Vergeet al die trends, ga eens werken aan groei!
Welkom in 2015. Het jaar is net begonnen en allemaal maken we onze trendlijstjes op. Wat gaat het jaar ons allemaal brengen? Wat de trends van 2015 zijn, durf ik niet te voorspellen en vind ik ook niet zo heel spannend.
Veel meer maak ik me druk op de manier waarop we als bedrijven te werk gaan. Gaan we in 2015 eindelijk met zijn allen bewust aan groei van resultaten van ons bedrijf werken?
Groei. Daar doen we het allemaal voor. Alles staat in het teken van meer omzet. Direct of indirect.
Maar hoe kom je tot groei? Om te groeien dien je zaken te blijven veranderen. Stilstand is letterlijk achteruitgang. Groeien kan op vele manieren, maar in deze blog beperk ik me even tot het online optimaliseren van je website of mobiele platform.
Geen enkele funnel is perfect, dus in iedere verkoopcyclus zijn steeds weer verbeteringen aan te brengen. Online zijn daar heldere methodes voor. Experimenteren via A/B-testen is dé manier om meer inzichten te krijgen in het gedrag van je klant. Doe je dat goed, dan is het ook een effectieve manier om meer online omzet binnen te halen.
Niet experimenteren levert je te weinig inzichten en verbeteringen op. Op termijn houdt het zelfs de groei van je bedrijf tegen. Niet geteste beslissingen (ook offline) kunnen weleens hele verkeerde beslissingen zijn. Maar als niemand die aanpassingen meet of vergelijkt met de oude of huidige situatie kan dat weleens heel veel pijn gaan doen.

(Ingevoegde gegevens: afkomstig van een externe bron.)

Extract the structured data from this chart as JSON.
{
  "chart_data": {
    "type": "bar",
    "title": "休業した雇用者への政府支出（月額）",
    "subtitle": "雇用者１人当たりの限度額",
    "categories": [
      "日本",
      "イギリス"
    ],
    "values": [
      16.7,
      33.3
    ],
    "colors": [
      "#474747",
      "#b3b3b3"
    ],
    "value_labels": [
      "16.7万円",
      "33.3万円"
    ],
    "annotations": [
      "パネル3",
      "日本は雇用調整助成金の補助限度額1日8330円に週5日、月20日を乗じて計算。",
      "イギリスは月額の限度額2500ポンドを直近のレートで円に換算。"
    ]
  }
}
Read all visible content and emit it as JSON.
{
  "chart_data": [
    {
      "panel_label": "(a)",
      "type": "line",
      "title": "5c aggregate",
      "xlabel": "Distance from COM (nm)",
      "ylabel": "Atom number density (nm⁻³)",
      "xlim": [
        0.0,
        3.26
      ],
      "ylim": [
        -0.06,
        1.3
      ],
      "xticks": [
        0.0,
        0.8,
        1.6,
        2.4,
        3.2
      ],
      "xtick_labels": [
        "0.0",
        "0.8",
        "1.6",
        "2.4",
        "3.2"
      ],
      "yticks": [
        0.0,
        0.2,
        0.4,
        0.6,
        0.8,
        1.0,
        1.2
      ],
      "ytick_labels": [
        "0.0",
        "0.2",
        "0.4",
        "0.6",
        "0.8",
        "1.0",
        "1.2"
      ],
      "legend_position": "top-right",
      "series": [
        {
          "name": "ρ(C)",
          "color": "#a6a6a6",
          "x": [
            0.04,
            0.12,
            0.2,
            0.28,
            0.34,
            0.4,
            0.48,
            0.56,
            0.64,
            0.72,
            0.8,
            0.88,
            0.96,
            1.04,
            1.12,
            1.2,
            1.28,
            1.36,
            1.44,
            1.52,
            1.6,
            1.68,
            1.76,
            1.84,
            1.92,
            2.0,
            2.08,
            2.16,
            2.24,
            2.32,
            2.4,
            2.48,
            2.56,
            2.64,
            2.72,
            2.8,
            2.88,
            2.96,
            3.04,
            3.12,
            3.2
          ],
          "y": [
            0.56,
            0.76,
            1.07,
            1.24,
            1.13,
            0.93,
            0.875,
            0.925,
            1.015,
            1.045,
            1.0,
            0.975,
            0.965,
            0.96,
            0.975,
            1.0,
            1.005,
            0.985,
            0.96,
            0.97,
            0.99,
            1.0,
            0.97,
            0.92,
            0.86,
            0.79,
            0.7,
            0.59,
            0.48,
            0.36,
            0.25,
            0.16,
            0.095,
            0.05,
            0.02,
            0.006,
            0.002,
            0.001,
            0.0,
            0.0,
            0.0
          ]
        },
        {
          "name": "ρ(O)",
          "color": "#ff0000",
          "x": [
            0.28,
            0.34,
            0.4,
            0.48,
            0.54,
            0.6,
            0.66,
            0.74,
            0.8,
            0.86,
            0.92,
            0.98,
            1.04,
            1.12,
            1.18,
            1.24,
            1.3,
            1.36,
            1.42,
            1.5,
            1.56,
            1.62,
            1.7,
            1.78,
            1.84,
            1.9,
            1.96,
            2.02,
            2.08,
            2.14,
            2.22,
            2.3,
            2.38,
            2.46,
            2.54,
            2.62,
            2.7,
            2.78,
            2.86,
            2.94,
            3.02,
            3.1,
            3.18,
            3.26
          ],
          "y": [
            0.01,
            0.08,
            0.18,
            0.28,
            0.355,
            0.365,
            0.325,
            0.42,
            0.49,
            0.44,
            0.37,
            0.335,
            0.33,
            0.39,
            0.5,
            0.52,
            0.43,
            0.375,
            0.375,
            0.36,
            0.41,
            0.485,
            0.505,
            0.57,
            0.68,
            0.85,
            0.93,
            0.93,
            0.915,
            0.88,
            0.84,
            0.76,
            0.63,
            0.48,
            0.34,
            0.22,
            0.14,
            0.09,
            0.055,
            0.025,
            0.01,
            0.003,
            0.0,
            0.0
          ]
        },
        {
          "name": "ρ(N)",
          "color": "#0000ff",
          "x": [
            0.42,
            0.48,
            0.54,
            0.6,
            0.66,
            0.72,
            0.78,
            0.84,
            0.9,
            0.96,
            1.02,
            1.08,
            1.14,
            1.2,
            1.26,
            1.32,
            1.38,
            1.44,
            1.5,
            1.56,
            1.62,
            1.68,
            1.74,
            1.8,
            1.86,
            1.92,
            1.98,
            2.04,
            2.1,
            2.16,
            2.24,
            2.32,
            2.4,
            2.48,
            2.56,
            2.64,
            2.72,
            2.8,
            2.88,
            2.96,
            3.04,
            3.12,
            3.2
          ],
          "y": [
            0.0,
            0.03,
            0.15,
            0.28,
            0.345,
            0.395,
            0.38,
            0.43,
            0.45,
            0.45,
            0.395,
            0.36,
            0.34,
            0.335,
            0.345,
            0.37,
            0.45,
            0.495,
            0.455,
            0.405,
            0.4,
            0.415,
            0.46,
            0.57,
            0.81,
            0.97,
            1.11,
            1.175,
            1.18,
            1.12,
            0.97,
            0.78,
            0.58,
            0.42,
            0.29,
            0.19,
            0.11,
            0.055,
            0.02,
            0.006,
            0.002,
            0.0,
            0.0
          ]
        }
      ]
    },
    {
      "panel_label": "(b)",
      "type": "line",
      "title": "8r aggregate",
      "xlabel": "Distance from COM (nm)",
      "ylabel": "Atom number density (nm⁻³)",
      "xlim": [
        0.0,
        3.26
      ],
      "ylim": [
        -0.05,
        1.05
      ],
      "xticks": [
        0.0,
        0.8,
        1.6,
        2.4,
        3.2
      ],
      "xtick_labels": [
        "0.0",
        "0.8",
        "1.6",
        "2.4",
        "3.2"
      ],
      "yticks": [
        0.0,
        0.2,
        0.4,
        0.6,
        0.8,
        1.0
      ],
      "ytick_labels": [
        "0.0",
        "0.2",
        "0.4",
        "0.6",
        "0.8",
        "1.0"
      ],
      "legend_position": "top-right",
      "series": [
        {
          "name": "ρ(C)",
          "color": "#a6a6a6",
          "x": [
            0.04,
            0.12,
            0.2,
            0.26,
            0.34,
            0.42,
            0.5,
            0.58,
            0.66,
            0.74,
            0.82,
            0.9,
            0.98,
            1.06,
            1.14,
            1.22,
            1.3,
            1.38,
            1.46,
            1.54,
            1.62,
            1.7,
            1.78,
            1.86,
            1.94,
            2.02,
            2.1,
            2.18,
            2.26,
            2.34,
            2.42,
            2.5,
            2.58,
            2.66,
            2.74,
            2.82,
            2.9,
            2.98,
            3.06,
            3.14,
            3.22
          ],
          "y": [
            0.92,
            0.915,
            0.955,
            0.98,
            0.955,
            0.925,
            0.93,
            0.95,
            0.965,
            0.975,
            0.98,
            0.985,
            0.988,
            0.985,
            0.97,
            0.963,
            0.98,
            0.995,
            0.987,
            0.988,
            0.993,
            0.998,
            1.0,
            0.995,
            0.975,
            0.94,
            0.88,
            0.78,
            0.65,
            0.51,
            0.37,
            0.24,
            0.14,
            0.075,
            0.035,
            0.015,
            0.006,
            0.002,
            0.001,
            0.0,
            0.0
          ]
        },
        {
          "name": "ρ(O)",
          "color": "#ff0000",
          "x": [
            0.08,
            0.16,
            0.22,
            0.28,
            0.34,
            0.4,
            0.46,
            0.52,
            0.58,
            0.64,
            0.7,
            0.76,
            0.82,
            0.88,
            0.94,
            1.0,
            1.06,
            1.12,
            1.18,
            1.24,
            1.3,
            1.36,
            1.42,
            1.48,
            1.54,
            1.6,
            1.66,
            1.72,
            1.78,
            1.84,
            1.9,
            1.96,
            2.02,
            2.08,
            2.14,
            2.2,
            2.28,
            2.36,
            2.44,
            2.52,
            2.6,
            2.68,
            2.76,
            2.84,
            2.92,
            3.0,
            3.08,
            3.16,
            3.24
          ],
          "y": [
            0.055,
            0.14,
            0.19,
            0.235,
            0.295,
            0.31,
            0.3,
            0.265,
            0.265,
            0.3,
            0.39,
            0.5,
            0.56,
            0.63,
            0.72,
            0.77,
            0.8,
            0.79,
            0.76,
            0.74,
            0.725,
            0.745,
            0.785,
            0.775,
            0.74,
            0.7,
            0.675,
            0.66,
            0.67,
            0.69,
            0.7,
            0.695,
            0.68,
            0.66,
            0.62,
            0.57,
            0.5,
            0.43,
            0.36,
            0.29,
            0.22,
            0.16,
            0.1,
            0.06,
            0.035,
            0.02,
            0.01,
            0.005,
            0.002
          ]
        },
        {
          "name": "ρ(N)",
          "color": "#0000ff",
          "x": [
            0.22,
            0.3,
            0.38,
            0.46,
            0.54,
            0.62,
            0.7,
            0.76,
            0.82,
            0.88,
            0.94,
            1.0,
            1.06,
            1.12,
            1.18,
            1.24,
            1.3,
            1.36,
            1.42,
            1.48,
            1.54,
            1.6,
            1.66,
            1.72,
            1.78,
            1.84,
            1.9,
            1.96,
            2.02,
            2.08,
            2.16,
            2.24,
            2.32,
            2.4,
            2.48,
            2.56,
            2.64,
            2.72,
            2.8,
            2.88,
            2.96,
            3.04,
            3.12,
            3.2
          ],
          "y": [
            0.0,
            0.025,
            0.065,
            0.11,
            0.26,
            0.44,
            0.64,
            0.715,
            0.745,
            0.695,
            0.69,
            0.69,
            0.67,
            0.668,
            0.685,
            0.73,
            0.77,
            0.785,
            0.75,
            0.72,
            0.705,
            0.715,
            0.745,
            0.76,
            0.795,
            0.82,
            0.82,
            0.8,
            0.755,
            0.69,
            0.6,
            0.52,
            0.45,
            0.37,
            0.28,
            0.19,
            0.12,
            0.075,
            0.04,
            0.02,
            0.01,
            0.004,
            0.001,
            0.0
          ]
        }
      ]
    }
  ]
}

Je kunt als marketeer of als e-commerce specialist wel degelijk het verschil maken, maar dan dien je wel te focussen op de juiste dingen.
Daarom hieronder vijf tips die van jou een betere marketeer maken en zo helpen om jouw bedrijf te laten groeien in 2015:
1. Begrijp je brein.
Het gaat er helemaal niet om dat je tijdig Instagram inzet of de nieuwe regels van Facebook snapt. Natuurlijk is dat leuk om te weten. Het is echter veel spannender om te weten hoe wij mensen denken. Hoe wij onze beslissingen maken met die ingewikkelde massa van neuronen die wij hersenen noemen.
We moeten allemaal gaan snappen dat ons brein twee verschillende “systemen” en daarmee werkingen omvat. Systeem 1 en systeem 2 zijn psychologische benamingen voor de emotionele en rationele werking van ons brein. Belangrijk om te weten is dat we de meeste beslissingen emotioneel en intuïtief nemen en in mindere mate rationeel. Ratio gebruiken we eerder achteraf om onze emotionele beslissing te rechtvaardigen..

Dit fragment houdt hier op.